I understand that conditional expressions (or ternary operators) are lazy in Python. They represent conditional execution rather than conditional selection. In other words, only one of a
or b
is evaluated in the following:
c = a if condition else b
What I'm interested to know is how this is implemented internally. Does Python convert to an if
statement as below and, if so, at what stage does this conversion occur?
if condition:
c = a
else:
c = b
Or is the ternary operator actually a distinct and separate expression, defined entirely separately? If so, can I access the CPython code for conditional expressions?
I've looked at the following which explain what the ternary operator does, but none of them make clear how they are implemented:
Edit: You can assume CPython reference implementation.
Python doesn't have to convert anything, and couldn't if it wanted to.
The conditional expression is parsed by using the language grammar into an abstract syntax tree, which in turn is then compiled to bytecode. You can produce the AST by using the ast.parse()
function:
>>> import ast
>>> ast.parse('c = a if condition else b').body[0] # first statement in the tree
<_ast.Assign object at 0x10f05c550>
>>> ast.dump(ast.parse('c = a if condition else b').body[0])
"Assign(targets=[Name(id='c', ctx=Store())], value=IfExp(test=Name(id='condition', ctx=Load()), body=Name(id='a', ctx=Load()), orelse=Name(id='b', ctx=Load())))"
Note the ast.IfExp()
node in the AST produced for the assignment; this is a dedicated node for conditional expressions. It has test
, body
and orelse
parts to represent the 3 expressions that make up the condition, true and false parts. This is documented in the ast
module Abstract Grammar section:
expr = [...] | [...] | IfExp(expr test, expr body, expr orelse)
This shows that the type of each element is another expr
expression node.
The parse tree is then compiled to bytecode that uses the stack to conditionally jump to the right section based on the test; we can pass the AST produced by ast.parse()
directly to the compile()
function, after which the dis
module lets us look at a human-friendly form of the bytecode produced by compilation:
>>> import dis
>>> dis.dis(compile(ast.parse('c = a if condition else b'), '', 'exec'))
1 0 LOAD_NAME 0 (condition)
2 POP_JUMP_IF_FALSE 8
4 LOAD_NAME 1 (a)
6 JUMP_FORWARD 2 (to 10)
>> 8 LOAD_NAME 2 (b)
>> 10 STORE_NAME 3 (c)
12 LOAD_CONST 0 (None)
14 RETURN_VALUE
So if the condition is false, the interpreter loop jumps forward to instruction 8, otherwise instructions 4 and 6 are executed, with instruction 6 jumping forward to instruction 10 (so past the else
expression). The end result is that either instruction 4 or instruction 8 puts a new result on the top of the stack for STORE_NAME
to move to a variable.
An if
statement results in a different AST node, and the resulting bytecode happens to be very similar in that it too would use jumps. But the compiler treats them as distinct pieces of syntax, and it has to.

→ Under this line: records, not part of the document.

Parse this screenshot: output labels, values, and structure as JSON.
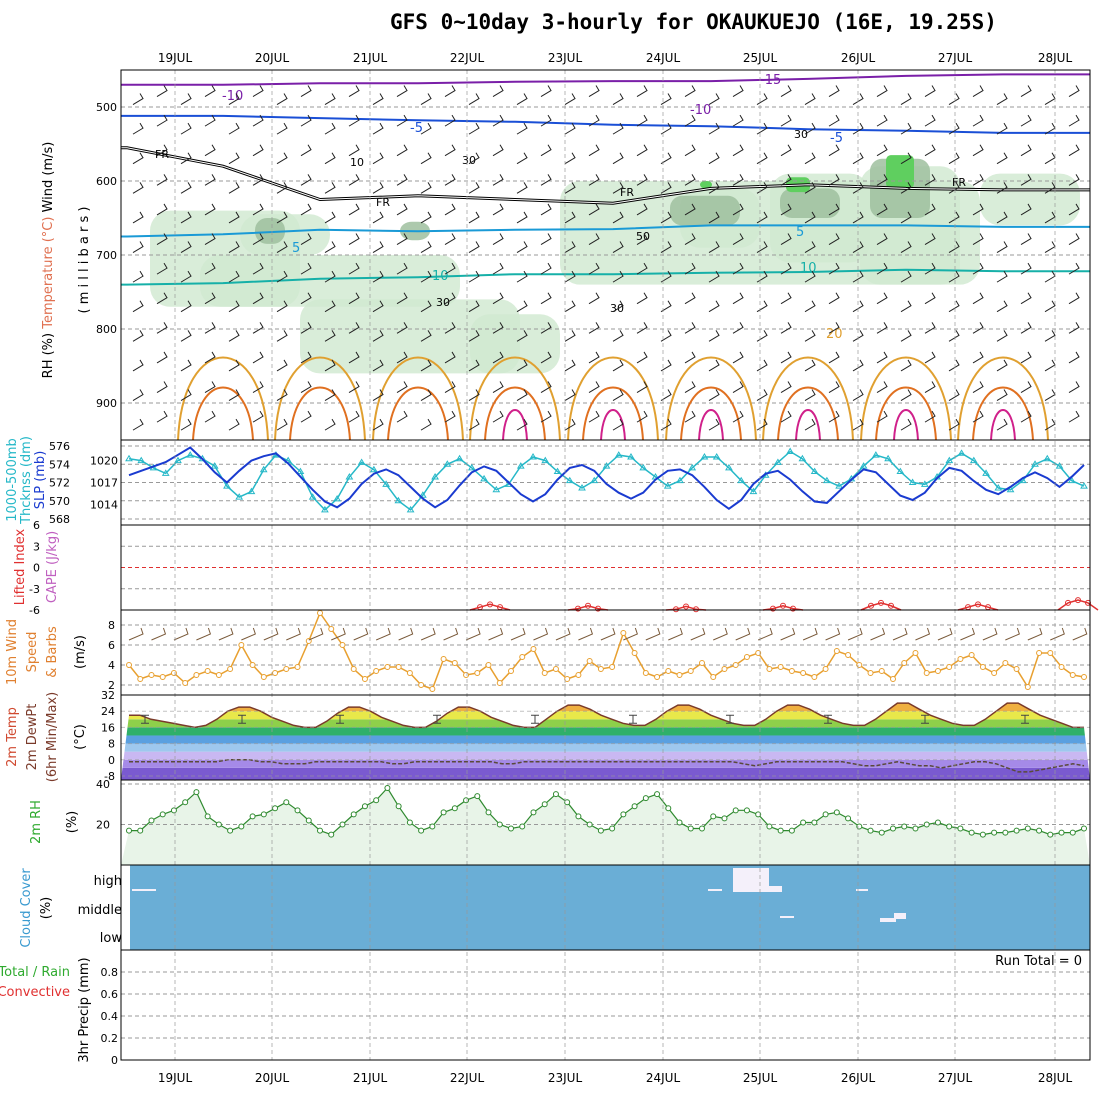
{
  "title": "GFS 0~10day 3-hourly for OKAUKUEJO (16E, 19.25S)",
  "dates": [
    "19JUL",
    "20JUL",
    "21JUL",
    "22JUL",
    "23JUL",
    "24JUL",
    "25JUL",
    "26JUL",
    "27JUL",
    "28JUL"
  ],
  "colors": {
    "temp_cold": "#7a1fa8",
    "temp_mid": "#1a4fd6",
    "temp_cool": "#1a9ad6",
    "temp_teal": "#16b0a8",
    "temp_warm": "#e0a030",
    "temp_hot": "#e07020",
    "temp_very_hot": "#d0208a",
    "rh_fill": "#cfe8cf",
    "thick": "#26b8c8",
    "slp": "#1a3bd0",
    "wind": "#e8a030",
    "cloud": "#6aaed6",
    "rh2m": "#2f8a2f",
    "li": "#e03030"
  },
  "panels": {
    "upper": {
      "ylabel_parts": [
        "RH (%)",
        "Temperature (°C)",
        "Wind (m/s)"
      ],
      "ylabel_unit": "( m i l l i b a r s )",
      "contour_labels": {
        "t_m10": "-10",
        "t_m15": "-15",
        "t_m5": "-5",
        "t_5": "5",
        "t_10": "10",
        "t_20": "20",
        "fr": "FR",
        "rh10": "10",
        "rh30": "30",
        "rh50": "50"
      }
    },
    "thickness": {
      "ylabel_a": "1000-500mb",
      "ylabel_b": "Thcknss (dm)",
      "ylabel_c": "SLP (mb)"
    },
    "cape": {
      "ylabel_a": "Lifted Index",
      "ylabel_b": "CAPE (J/kg)"
    },
    "wind10": {
      "ylabel_a": "10m Wind",
      "ylabel_b": "Speed",
      "ylabel_c": "& Barbs",
      "ylabel_d": "(m/s)"
    },
    "temp2m": {
      "ylabel_a": "2m Temp",
      "ylabel_b": "2m DewPt",
      "ylabel_c": "(6hr Min/Max)",
      "ylabel_d": "(°C)"
    },
    "rh2m": {
      "ylabel_a": "2m RH",
      "ylabel_b": "(%)"
    },
    "cloud": {
      "ylabel_a": "Cloud Cover",
      "ylabel_b": "(%)",
      "levels": [
        "high",
        "middle",
        "low"
      ]
    },
    "precip": {
      "ylabel_a": "Total / Rain",
      "ylabel_b": "Convective",
      "ylabel_c": "3hr Precip (mm)",
      "run_total": "Run Total = 0"
    }
  },
  "chart_data": [
    {
      "type": "area",
      "name": "upper-air cross section",
      "yaxis": "pressure (mb)",
      "yticks": [
        500,
        600,
        700,
        800,
        900
      ],
      "ylim": [
        450,
        950
      ],
      "x": [
        "19JUL",
        "20JUL",
        "21JUL",
        "22JUL",
        "23JUL",
        "24JUL",
        "25JUL",
        "26JUL",
        "27JUL",
        "28JUL"
      ],
      "contours": [
        {
          "label": "-10",
          "level_mb": [
            470,
            470,
            468,
            468,
            466,
            465,
            465,
            462,
            458,
            456
          ]
        },
        {
          "label": "-5",
          "level_mb": [
            512,
            512,
            515,
            518,
            520,
            524,
            526,
            530,
            532,
            535
          ]
        },
        {
          "label": "FR",
          "level_mb": [
            555,
            580,
            625,
            620,
            625,
            630,
            610,
            605,
            610,
            612
          ]
        },
        {
          "label": "5",
          "level_mb": [
            675,
            672,
            666,
            668,
            666,
            665,
            660,
            660,
            660,
            662
          ]
        },
        {
          "label": "10",
          "level_mb": [
            740,
            738,
            732,
            730,
            726,
            726,
            724,
            723,
            720,
            722
          ]
        }
      ]
    },
    {
      "type": "line",
      "name": "thickness and slp",
      "yticks_thickness": [
        568,
        570,
        572,
        574,
        576
      ],
      "yticks_slp": [
        1014,
        1017,
        1020
      ],
      "series": [
        {
          "name": "Thcknss (dm)",
          "values": [
            574.6,
            574.4,
            573.6,
            573.0,
            574.4,
            575.0,
            574.6,
            573.8,
            571.6,
            570.4,
            571.0,
            573.4,
            575.0,
            574.4,
            573.2,
            570.4,
            569.0,
            570.2,
            572.6,
            574.2,
            573.4,
            571.8,
            570.0,
            569.0,
            570.6,
            572.6,
            574.0,
            574.6,
            573.6,
            572.4,
            571.2,
            571.8,
            573.8,
            574.8,
            574.4,
            573.2,
            572.2,
            571.4,
            572.2,
            573.8,
            575.0,
            574.8,
            573.6,
            572.6,
            571.6,
            572.2,
            573.6,
            574.8,
            574.8,
            573.6,
            572.2,
            571.0,
            572.8,
            574.2,
            575.4,
            574.6,
            573.2,
            572.2,
            571.6,
            572.4,
            573.8,
            575.0,
            574.6,
            573.2,
            572.0,
            571.8,
            572.6,
            574.4,
            575.2,
            574.4,
            573.0,
            571.4,
            571.2,
            572.2,
            574.0,
            574.6,
            573.8,
            572.2,
            571.6
          ]
        },
        {
          "name": "SLP (mb)",
          "values": [
            1018.0,
            1018.6,
            1019.2,
            1019.8,
            1020.8,
            1021.8,
            1020.2,
            1018.4,
            1017.0,
            1018.6,
            1020.0,
            1020.6,
            1021.0,
            1019.6,
            1017.8,
            1016.0,
            1014.4,
            1013.6,
            1014.8,
            1016.8,
            1018.2,
            1018.8,
            1018.0,
            1016.4,
            1014.8,
            1013.6,
            1014.6,
            1016.6,
            1018.4,
            1019.2,
            1018.6,
            1017.0,
            1015.4,
            1014.4,
            1015.4,
            1017.4,
            1019.0,
            1019.4,
            1018.6,
            1016.8,
            1015.6,
            1014.8,
            1015.6,
            1017.4,
            1018.6,
            1018.8,
            1018.0,
            1016.4,
            1014.6,
            1013.4,
            1014.6,
            1016.8,
            1018.2,
            1018.6,
            1017.4,
            1015.8,
            1014.4,
            1014.2,
            1015.8,
            1017.4,
            1018.8,
            1018.4,
            1016.8,
            1015.2,
            1014.6,
            1015.6,
            1017.6,
            1019.0,
            1018.6,
            1017.2,
            1016.0,
            1015.4,
            1016.4,
            1017.6,
            1018.4,
            1017.6,
            1016.4,
            1017.8,
            1019.4
          ]
        }
      ]
    },
    {
      "type": "line",
      "name": "lifted index / cape",
      "yticks": [
        6,
        3,
        0,
        -3,
        -6
      ],
      "li_axis": [
        -6,
        6
      ],
      "series": [
        {
          "name": "Lifted Index",
          "segments": [
            {
              "day": "22JUL",
              "peak": 5.2
            },
            {
              "day": "23JUL",
              "peak": 5.4
            },
            {
              "day": "24JUL",
              "peak": 5.5
            },
            {
              "day": "25JUL",
              "peak": 5.4
            },
            {
              "day": "26JUL",
              "peak": 5.0
            },
            {
              "day": "27JUL",
              "peak": 5.2
            },
            {
              "day": "28JUL",
              "peak": 4.6
            }
          ]
        }
      ]
    },
    {
      "type": "line",
      "name": "10m wind",
      "yticks": [
        2,
        4,
        6,
        8
      ],
      "ylim": [
        1,
        9.5
      ],
      "series": [
        {
          "name": "Speed (m/s)",
          "values": [
            4.0,
            2.6,
            3.0,
            2.8,
            3.2,
            2.2,
            3.0,
            3.4,
            3.0,
            3.6,
            6.0,
            4.0,
            2.8,
            3.2,
            3.6,
            3.8,
            6.4,
            9.2,
            7.6,
            6.0,
            3.6,
            2.6,
            3.4,
            3.8,
            3.8,
            3.2,
            2.0,
            1.6,
            4.6,
            4.2,
            3.0,
            3.2,
            4.0,
            2.2,
            3.4,
            4.8,
            5.6,
            3.2,
            3.6,
            2.6,
            3.0,
            4.4,
            3.6,
            3.8,
            7.2,
            5.2,
            3.2,
            2.8,
            3.4,
            3.0,
            3.4,
            4.2,
            2.8,
            3.6,
            4.0,
            4.8,
            5.2,
            3.6,
            3.8,
            3.4,
            3.2,
            2.8,
            3.6,
            5.4,
            5.0,
            4.0,
            3.2,
            3.4,
            2.6,
            4.2,
            5.2,
            3.2,
            3.4,
            3.8,
            4.6,
            5.0,
            3.8,
            3.2,
            4.2,
            3.6,
            1.8,
            5.2,
            5.2,
            3.8,
            3.0,
            2.8
          ]
        }
      ]
    },
    {
      "type": "area",
      "name": "2m temp",
      "yticks": [
        32,
        24,
        16,
        8,
        0,
        -8
      ],
      "ylim": [
        -10,
        32
      ],
      "series": [
        {
          "name": "2m Temp",
          "values": [
            22,
            22,
            20,
            19,
            18,
            17,
            16,
            17,
            20,
            24,
            26,
            26,
            24,
            21,
            19,
            17,
            16,
            16,
            19,
            23,
            26,
            26,
            24,
            21,
            19,
            17,
            16,
            16,
            19,
            23,
            26,
            26,
            24,
            21,
            19,
            17,
            16,
            16,
            20,
            24,
            27,
            27,
            25,
            22,
            20,
            18,
            17,
            17,
            20,
            24,
            27,
            27,
            25,
            22,
            20,
            18,
            17,
            17,
            20,
            24,
            27,
            27,
            25,
            22,
            20,
            18,
            17,
            17,
            20,
            24,
            28,
            28,
            25,
            22,
            20,
            18,
            17,
            17,
            20,
            24,
            28,
            28,
            25,
            22,
            20,
            18,
            16,
            16
          ]
        },
        {
          "name": "2m DewPt",
          "values": [
            -1,
            -1,
            -1,
            -1,
            -1,
            -1,
            -1,
            -1,
            -1,
            0,
            0,
            0,
            -1,
            -1,
            -2,
            -2,
            -2,
            -1,
            -1,
            -1,
            -1,
            -1,
            -1,
            -1,
            -2,
            -2,
            -1,
            -1,
            -1,
            -1,
            -1,
            -1,
            -1,
            -1,
            -2,
            -2,
            -1,
            -1,
            -1,
            -1,
            -1,
            -1,
            -1,
            -1,
            -1,
            -1,
            -1,
            -1,
            -1,
            -1,
            -1,
            -1,
            -1,
            -1,
            -1,
            -1,
            -2,
            -3,
            -2,
            -1,
            -1,
            -1,
            -1,
            -1,
            -1,
            -1,
            -2,
            -3,
            -3,
            -2,
            -1,
            -2,
            -3,
            -3,
            -4,
            -3,
            -2,
            -1,
            -1,
            -2,
            -4,
            -6,
            -6,
            -5,
            -4,
            -3,
            -2,
            -3
          ]
        }
      ]
    },
    {
      "type": "area",
      "name": "2m RH",
      "yticks": [
        20,
        40
      ],
      "ylim": [
        0,
        40
      ],
      "series": [
        {
          "name": "2m RH (%)",
          "values": [
            17,
            17,
            22,
            25,
            27,
            31,
            36,
            24,
            20,
            17,
            19,
            24,
            25,
            28,
            31,
            27,
            22,
            17,
            15,
            20,
            25,
            29,
            32,
            38,
            29,
            21,
            17,
            19,
            26,
            28,
            32,
            34,
            26,
            20,
            18,
            19,
            26,
            30,
            35,
            31,
            24,
            20,
            17,
            18,
            25,
            29,
            33,
            35,
            28,
            21,
            18,
            18,
            24,
            23,
            27,
            27,
            25,
            19,
            17,
            17,
            21,
            21,
            25,
            26,
            23,
            19,
            17,
            16,
            18,
            19,
            18,
            20,
            21,
            19,
            18,
            16,
            15,
            16,
            16,
            17,
            18,
            17,
            15,
            16,
            16,
            18
          ]
        }
      ]
    },
    {
      "type": "bar",
      "name": "cloud cover",
      "levels": [
        "high",
        "middle",
        "low"
      ],
      "note_points": [
        {
          "day": "19JUL",
          "level": "high",
          "value": 5
        },
        {
          "day": "24JUL",
          "level": "high",
          "value": 10
        },
        {
          "day": "25JUL",
          "level": "high",
          "value": 40
        },
        {
          "day": "26JUL",
          "level": "high",
          "value": 5
        },
        {
          "day": "25JUL",
          "level": "middle",
          "value": 5
        },
        {
          "day": "26JUL",
          "level": "middle",
          "value": 10
        }
      ]
    },
    {
      "type": "bar",
      "name": "precip",
      "yticks": [
        0,
        0.2,
        0.4,
        0.6,
        0.8
      ],
      "ylim": [
        0,
        1.0
      ],
      "values": []
    }
  ]
}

Expressions and statements are two very different fundamental building blocks of a programming language. Statements can contain expressions, but expressions can't contain statements, only other expressions. And expressions can produce a value (for the surrounding syntax to use), but statements can't. So Python has to treat conditional expressions very differently from statements, in that the grammar parser knows when to expect a statement and when an expression is allowed. If you transformed a conditional expression into a statement, you would not be able to ever use such an expression as part of a bigger expression!
Because an if
statement is not an expression, it doesn't return a value (as only expressions can produce a value), and so the resulting bytecode would not produce a value on the top of the stack to be used by the surrounding Python code (there is no c = if condition : ...
). if
statements contain a condition expression, and a suite, which must always consist of more statements (there is such a thing as an 'expression statement' to let you put just an expression in a statement, such as 1 + 1
on a single line), and those statements can 'do stuff' like assignments or return from a function, but nothing they do would ever make if
return something.
This is reflected in the AST node definition for if
statements:
stmt = [...] | [...] | If(expr test, stmt* body, stmt* orelse)
So for an If
node, test
is the only expression node, and body
and orelse
both consist of zero or more statements. The orelse
part would hold any elif ...:
tests as further If()
nodes, or any other type of statement to form an unconditional else:
. With zero-or-more elements, you can't expect a single result.
So this isn't unique to CPython, this applies to all Python implementations. The Python grammar is not an implementation detail.